Note that the uninstaller script leaves the state of the install directory back the way it was before installation (except that it leaves the installer-generated
install.log file. Also if the installer fails for any reason, it will undo all its actions from before the point of failure.
Outstanding issues concerning the Basic Client Toolkit are:
- The size is now even larger than before. Given the relatively small number of client tools that the toolkit needs to make available, 440MB seems a bit crazy. One avenue of addressing this - being selective about which packages from the VDT are used - has already been explored. Perhaps splitting packages up on the server side or even manually paring down the installation directory from the install script could help further?
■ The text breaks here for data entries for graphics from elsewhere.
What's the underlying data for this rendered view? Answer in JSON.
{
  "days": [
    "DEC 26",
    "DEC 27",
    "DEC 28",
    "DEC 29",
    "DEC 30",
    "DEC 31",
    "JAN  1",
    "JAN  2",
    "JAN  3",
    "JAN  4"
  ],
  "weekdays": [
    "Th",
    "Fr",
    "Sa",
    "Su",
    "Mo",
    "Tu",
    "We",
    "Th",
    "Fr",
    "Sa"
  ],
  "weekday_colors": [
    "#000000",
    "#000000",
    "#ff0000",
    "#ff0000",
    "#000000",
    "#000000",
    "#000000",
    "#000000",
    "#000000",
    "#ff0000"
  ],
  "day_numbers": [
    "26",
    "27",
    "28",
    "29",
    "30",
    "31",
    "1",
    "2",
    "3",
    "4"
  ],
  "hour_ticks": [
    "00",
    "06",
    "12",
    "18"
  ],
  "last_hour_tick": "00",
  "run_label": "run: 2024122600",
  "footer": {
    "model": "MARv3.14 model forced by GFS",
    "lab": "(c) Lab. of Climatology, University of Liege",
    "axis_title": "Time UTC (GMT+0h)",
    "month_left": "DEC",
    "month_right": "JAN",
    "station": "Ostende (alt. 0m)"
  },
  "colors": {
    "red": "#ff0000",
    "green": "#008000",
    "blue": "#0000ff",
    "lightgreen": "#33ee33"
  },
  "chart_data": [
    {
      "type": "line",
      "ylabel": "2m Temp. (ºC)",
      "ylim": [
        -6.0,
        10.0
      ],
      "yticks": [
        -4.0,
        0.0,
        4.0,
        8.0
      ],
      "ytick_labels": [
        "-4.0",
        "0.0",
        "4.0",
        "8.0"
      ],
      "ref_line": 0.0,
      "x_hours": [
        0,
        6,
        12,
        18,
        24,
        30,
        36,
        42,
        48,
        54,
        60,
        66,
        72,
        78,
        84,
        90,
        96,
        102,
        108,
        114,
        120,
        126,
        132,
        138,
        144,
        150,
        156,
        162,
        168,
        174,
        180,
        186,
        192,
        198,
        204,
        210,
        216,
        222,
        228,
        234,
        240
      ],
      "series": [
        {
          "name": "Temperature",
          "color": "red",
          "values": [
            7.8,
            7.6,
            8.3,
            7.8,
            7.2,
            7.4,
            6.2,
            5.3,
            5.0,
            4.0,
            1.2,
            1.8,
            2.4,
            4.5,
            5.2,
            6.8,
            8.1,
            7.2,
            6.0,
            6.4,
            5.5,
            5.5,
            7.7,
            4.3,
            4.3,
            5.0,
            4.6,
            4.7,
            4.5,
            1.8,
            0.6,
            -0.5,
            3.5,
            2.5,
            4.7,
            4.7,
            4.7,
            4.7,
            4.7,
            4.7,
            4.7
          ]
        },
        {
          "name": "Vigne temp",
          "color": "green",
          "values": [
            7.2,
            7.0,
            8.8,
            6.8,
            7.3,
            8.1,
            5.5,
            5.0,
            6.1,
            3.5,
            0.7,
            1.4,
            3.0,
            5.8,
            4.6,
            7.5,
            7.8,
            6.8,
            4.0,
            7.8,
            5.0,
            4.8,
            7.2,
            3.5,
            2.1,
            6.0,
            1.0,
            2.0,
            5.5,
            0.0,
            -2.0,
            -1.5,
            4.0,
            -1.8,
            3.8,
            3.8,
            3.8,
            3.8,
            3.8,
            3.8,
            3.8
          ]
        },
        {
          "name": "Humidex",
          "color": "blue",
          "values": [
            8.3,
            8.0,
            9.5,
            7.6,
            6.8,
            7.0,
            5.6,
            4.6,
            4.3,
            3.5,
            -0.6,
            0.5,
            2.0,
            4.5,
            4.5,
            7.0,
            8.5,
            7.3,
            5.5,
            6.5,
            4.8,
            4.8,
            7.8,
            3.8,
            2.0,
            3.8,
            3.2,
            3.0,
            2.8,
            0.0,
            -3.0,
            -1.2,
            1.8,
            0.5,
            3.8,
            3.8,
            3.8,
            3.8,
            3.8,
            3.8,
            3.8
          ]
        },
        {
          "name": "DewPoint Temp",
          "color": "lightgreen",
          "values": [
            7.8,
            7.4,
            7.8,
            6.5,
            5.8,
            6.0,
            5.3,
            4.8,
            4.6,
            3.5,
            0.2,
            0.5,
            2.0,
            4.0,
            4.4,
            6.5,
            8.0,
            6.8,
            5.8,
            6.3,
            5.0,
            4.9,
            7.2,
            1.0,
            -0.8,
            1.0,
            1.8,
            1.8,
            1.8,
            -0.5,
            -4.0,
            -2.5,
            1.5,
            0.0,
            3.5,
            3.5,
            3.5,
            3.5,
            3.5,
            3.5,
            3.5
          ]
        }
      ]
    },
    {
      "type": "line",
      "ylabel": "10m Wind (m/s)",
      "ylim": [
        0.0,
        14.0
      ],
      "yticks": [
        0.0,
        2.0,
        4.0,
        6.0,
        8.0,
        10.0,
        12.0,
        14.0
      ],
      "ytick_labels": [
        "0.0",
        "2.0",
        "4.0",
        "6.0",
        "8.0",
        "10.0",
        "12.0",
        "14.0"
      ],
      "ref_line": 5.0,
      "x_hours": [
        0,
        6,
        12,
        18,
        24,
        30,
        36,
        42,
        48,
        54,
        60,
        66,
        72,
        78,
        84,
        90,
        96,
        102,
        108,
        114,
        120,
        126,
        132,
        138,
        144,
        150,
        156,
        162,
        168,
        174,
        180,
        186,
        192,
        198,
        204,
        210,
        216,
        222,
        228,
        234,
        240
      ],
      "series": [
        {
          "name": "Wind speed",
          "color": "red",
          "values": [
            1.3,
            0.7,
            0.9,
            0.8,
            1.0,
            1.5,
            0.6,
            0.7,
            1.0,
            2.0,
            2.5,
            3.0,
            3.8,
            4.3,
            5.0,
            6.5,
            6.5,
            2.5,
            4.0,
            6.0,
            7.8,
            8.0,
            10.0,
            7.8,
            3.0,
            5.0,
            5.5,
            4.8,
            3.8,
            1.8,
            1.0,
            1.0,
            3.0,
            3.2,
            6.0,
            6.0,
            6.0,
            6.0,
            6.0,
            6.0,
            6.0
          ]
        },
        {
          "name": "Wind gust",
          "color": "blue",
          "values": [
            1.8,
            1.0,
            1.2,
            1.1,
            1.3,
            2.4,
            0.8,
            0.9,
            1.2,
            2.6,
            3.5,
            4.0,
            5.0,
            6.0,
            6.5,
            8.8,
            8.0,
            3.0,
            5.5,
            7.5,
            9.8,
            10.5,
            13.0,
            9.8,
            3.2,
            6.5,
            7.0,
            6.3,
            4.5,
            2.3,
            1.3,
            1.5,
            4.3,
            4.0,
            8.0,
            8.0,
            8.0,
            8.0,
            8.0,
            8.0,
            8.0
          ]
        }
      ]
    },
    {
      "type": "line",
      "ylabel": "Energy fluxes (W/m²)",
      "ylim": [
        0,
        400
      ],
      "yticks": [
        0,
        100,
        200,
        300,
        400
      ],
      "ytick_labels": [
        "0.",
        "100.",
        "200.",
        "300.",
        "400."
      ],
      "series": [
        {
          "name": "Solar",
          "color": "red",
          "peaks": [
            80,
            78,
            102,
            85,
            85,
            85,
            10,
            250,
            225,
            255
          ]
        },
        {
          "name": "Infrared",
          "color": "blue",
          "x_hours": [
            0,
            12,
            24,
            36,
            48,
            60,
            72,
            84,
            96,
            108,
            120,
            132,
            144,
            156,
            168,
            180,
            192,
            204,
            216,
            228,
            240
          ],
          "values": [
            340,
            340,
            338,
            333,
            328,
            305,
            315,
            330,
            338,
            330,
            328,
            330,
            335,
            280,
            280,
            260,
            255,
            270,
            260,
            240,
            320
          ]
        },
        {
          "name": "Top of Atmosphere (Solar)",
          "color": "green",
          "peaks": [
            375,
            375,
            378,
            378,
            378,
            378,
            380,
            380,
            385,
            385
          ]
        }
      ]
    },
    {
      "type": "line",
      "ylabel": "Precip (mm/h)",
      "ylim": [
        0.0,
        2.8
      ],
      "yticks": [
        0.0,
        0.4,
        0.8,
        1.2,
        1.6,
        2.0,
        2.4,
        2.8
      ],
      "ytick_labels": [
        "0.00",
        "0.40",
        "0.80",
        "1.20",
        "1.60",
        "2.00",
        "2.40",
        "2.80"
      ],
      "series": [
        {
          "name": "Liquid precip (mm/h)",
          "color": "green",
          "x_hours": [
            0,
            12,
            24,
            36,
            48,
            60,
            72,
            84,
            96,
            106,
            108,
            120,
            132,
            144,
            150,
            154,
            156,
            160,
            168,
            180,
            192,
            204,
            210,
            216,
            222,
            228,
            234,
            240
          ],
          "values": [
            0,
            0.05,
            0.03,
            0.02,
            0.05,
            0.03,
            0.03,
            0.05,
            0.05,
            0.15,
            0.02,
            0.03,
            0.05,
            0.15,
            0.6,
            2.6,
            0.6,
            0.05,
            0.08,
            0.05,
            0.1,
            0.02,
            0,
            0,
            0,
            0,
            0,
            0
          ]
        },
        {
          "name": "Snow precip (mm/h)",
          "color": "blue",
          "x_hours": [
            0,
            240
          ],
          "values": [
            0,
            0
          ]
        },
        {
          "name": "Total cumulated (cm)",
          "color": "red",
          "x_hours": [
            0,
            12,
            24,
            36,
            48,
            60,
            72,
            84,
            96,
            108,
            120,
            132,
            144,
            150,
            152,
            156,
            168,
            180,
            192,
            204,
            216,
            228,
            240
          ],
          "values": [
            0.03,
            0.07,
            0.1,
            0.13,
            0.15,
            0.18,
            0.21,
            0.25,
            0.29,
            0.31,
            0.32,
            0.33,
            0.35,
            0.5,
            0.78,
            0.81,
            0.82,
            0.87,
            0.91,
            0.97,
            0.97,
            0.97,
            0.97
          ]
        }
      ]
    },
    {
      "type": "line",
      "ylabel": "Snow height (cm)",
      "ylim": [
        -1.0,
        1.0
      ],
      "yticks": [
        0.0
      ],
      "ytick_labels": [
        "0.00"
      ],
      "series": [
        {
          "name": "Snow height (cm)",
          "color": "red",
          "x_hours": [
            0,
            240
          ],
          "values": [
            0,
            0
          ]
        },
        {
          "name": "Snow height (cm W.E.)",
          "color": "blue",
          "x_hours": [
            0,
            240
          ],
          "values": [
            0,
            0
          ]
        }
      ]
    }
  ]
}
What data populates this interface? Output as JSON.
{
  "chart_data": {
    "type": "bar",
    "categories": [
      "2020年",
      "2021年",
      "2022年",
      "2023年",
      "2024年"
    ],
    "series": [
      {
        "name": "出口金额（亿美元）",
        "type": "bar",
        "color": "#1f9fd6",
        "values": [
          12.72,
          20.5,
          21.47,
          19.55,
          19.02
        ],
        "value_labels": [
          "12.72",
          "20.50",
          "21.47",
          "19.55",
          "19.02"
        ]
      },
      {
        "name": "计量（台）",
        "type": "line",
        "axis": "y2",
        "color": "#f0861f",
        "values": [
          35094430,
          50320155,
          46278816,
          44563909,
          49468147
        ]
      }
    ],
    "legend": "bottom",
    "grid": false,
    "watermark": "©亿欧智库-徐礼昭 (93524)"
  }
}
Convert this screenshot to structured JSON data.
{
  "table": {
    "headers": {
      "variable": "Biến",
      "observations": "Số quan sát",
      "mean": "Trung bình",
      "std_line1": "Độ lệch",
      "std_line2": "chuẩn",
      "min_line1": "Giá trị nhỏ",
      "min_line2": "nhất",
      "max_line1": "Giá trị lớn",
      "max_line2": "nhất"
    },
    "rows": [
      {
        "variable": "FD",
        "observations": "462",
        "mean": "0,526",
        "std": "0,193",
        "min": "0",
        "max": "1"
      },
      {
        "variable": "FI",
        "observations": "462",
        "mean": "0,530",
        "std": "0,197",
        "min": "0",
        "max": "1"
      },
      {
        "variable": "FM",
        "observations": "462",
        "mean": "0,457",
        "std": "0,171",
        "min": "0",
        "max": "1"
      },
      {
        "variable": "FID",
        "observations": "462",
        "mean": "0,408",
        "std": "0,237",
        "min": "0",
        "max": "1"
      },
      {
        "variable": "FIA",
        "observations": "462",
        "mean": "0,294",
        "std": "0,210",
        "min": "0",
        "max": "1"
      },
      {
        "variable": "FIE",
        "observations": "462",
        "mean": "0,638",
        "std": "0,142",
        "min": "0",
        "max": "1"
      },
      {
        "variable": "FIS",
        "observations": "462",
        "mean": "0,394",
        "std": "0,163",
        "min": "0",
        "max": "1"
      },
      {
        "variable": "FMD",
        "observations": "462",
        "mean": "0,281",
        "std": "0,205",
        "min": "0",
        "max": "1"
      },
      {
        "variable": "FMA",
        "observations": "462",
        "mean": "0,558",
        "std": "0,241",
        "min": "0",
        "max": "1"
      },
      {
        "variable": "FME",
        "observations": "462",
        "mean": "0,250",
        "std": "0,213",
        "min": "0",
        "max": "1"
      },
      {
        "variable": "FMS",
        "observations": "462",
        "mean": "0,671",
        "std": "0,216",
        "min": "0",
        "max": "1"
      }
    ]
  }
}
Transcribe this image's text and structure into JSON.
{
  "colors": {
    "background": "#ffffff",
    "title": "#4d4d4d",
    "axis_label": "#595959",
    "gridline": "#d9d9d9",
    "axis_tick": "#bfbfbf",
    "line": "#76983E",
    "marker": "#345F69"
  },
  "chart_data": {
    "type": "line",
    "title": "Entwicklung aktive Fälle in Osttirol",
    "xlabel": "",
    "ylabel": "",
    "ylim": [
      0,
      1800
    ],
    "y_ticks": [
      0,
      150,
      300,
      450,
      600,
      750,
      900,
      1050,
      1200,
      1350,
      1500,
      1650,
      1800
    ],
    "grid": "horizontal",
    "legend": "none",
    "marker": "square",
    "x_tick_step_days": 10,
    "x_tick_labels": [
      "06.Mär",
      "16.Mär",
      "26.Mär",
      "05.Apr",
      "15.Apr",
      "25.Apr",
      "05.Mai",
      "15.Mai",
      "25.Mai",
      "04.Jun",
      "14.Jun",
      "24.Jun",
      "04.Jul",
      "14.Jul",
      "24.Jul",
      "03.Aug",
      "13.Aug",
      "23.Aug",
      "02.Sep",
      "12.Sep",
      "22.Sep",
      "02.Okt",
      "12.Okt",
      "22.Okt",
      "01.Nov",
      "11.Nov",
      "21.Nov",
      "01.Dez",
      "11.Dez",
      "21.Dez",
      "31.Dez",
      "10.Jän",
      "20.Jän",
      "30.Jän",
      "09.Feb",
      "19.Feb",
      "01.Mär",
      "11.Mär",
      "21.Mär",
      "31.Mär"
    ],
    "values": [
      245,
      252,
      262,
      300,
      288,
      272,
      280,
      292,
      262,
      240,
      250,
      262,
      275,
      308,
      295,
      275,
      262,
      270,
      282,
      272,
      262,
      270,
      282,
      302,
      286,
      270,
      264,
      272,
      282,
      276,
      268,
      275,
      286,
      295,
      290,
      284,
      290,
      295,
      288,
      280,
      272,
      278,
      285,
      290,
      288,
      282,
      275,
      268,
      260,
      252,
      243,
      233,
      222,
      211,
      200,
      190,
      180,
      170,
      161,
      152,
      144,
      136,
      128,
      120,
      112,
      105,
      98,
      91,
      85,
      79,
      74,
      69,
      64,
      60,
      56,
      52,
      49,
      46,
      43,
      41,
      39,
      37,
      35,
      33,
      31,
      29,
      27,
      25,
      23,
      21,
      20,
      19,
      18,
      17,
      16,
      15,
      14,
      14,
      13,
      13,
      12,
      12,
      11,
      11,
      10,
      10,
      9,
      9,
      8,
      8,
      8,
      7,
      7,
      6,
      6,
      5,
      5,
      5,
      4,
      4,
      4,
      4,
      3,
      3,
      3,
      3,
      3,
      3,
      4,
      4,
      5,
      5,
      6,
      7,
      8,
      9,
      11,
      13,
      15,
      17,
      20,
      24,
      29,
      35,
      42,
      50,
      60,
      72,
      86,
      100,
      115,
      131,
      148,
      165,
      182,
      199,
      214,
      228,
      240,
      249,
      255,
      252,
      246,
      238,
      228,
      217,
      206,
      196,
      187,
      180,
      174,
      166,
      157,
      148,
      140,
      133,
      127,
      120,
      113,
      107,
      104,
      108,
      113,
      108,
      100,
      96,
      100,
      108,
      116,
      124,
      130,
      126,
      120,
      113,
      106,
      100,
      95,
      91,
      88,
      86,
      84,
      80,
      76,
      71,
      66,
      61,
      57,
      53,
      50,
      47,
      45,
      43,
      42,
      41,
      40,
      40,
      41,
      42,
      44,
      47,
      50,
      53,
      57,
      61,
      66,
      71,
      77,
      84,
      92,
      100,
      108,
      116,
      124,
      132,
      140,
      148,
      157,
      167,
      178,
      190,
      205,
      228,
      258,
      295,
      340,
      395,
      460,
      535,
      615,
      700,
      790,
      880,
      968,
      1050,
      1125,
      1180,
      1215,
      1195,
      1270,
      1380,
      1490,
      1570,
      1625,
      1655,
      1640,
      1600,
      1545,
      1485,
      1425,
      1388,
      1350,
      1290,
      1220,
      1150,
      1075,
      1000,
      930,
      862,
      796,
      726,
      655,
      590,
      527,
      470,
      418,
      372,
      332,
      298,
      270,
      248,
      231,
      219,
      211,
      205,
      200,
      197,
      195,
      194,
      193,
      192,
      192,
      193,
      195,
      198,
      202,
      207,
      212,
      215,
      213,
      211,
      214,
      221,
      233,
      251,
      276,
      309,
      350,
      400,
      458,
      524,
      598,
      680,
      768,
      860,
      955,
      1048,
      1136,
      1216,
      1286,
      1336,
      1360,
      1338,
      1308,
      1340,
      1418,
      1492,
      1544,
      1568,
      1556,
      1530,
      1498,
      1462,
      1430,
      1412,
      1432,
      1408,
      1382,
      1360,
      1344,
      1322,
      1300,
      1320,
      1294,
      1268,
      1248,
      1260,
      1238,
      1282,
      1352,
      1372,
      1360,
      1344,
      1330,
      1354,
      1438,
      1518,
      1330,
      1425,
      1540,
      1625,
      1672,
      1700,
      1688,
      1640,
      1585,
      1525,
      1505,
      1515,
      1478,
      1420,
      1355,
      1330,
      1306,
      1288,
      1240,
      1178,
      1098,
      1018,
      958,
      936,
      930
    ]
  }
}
Related to this issue is the time involved for the installation. Although perhaps given that our target audience is people on campuses the 5 minute install time measured over a wireless LAN connection indicates that we are OK.
- The toolkit does not support Windows. On the one hand, this seems bad because so many campus users will likely be on Windows machines. On the other hand, it is unlikely that most of the toolkit's constituent programs support Windows anyways (this needs to be explored further). There does exist a Java version of a GSI-enabled SSH client, but if this is the only tool that it even makes sense to deploy on a Windows client machine, then leaving it outside the scope of this toolkit seems to make sense.
- There are still perhaps some client tools that may make sense to deploy via the toolkit that aren't as of yet.
tgcpare client tools that are available on TeraGrid resources. Investigation into these programs shows they are both Perl scripts so including them in the toolkit would be straightforward, although it is unknown how much work it would be to allow these scripts to function correctly from campus resources. In addition, client-side SRB functionality may be useful to include in the toolkit. It currently is not because SRB is not packaged as part of the VDT.
- The toolkit has only so far been tested on a few Linux platforms. Cross-platform testing is easily facilitated at the University of Wisconsin using the NMI Build and Test laboratory, and will begin shortly. A list of important platforms needs to be generated in order to guide this testing.
- Documentation still needs to be created regarding the use of the toolkit.
At this point, the toolkit is in a position to provide a foundation for expanded functionality, such as the Scale-Up Client Toolkit that has been planned as a 2nd phase of this effort.
Documentation has been written on installing and using the toolkit in its current form. A preliminary version of the toolkit (packaged as the TeraGrid Client Toolkit (TCT)) has been made available for people to checkout. A "release" page has been written that provides an introduction to the TCT and links to the package and documentation.